Em outros textos de opinião, Alceu — conhecido também pelo pseudônimo Tristão de Athayde — sempre aponta essa dimensão cortante e seca da poesia de João Cabral, chegando a considerá-lo um “clássico dentro do nosso modernismo”. Certamente, essa autópsia encantou o poeta, levando-o a dizer, na sua carta, que Alceu fez uma análise “precisa”, “uma lúcida compreensão do que pode ser o sentido de um poema”.

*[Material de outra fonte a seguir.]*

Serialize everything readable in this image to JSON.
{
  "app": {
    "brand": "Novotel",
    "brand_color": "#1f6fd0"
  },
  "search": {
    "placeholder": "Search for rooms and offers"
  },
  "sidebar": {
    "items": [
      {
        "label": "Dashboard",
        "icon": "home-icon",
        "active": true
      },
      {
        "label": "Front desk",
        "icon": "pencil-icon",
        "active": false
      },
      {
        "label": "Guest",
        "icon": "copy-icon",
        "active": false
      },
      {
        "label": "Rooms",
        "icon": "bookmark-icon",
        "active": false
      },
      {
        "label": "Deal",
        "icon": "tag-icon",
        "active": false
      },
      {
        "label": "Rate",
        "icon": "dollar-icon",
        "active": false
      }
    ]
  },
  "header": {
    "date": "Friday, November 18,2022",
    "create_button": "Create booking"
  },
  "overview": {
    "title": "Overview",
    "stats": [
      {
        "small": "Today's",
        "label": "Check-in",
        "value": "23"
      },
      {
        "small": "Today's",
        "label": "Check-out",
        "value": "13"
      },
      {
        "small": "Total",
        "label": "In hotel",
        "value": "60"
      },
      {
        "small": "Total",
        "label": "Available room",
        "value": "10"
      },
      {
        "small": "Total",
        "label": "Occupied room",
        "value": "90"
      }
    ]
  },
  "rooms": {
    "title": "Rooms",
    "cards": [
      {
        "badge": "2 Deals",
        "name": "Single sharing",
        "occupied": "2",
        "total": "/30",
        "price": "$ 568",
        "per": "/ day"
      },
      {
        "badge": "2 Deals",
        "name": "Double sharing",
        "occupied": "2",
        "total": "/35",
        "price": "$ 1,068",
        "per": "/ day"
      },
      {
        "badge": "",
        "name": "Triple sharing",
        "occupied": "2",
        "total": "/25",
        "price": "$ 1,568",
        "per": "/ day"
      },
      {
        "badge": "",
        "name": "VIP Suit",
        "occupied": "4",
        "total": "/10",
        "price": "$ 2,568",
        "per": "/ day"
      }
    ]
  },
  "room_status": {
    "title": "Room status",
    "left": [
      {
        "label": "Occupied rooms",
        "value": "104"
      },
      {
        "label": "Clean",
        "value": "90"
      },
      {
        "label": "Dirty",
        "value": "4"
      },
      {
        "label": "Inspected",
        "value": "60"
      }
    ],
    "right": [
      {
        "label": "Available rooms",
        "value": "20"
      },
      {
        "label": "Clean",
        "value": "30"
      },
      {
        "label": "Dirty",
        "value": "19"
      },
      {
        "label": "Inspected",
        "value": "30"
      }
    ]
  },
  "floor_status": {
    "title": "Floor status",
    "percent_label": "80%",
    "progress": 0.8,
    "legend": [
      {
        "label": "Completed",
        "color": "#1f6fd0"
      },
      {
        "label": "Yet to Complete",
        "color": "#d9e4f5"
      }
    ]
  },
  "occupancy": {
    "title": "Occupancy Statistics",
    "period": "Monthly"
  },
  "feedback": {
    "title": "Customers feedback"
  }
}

A atividade opinativa de Alceu foi muito intensa nas décadas de 1920 a 1940, o que levou outro crítico literário, Agripino Grieco, a chamar o velho mestre de “papa da crítica brasileira”. Sem exagero, pode-se afirmar que Alceu criou e sustentou uma avaliação modernista ao longo desse período, reconhecendo e divulgando novos escritores — e, também, os antigos, pois ele conciliava bem a tradição e a vanguarda.
É o caso de João Cabral, que, nesse período da escrita de Alceu, era visto como a principal vanguarda da poesia brasileira. Pode-se dizer que Cabral foi um verdadeiro choque quando da sua aparição na literatura nacional, já que trouxe um lirismo seco, sem adjetivação inútil, sem adulações poéticas, fazendo do verso uma espécie de lâmina cortante, sempre afiada dos pontos de vista existencial e social. Isto é, Alceu sentiu em Cabral uma nova proposta de poesia deveras diferente daquela que ele, Alceu, ajudou a analisar e divulgar no início da década de 1920.
Em sentido contrário, Cabral lembra do ceticismo de Mário de Andrade em relação à análise de Alceu. Escrevendo para Drummond, em 16 de outubro de 1925, Mário afirmou: “Estou meio me convencendo que o Tristão não tem nenhuma sensibilidade ou quase nenhuma pra compreender versos. Não compreende nada do conteúdo essencial da poesia”. Essa opinião foi compartilhada com outros poetas da época, bem como defendida em alguns dos seus textos. Anos depois, em 17 de junho de 1943, Mário reconciliou-se com Alceu, escrevendo-lhe: “Meu caro Tristão, tem um motivo principal esta resposta, aliás. É me penitenciar duma frase que perdeu o sentido. É quando afirmei que V., seguindo a tradição da crítica nacional, sofria de incompreensão de poesia”.
Fazendo memória do modernismo literário brasileiro, cartas e outros materiais de arquivo ajudam-nos na compreensão das relações — sempre tensas — presentes nesse complexo processo de criação. Por isso, urge uma valorização desses arquivos e de outras instâncias e instituições de salvaguarda documental, com especial atenção às correspondências e aos diários íntimos de escritores e artistas, pois estes podem suscitar análises que nos ajudem a compreender a complexidade do modernismo na literatura, abrindo espaço para novas ressignificações e obrigando, necessariamente, a uma (re)avaliação do nosso cânone literário.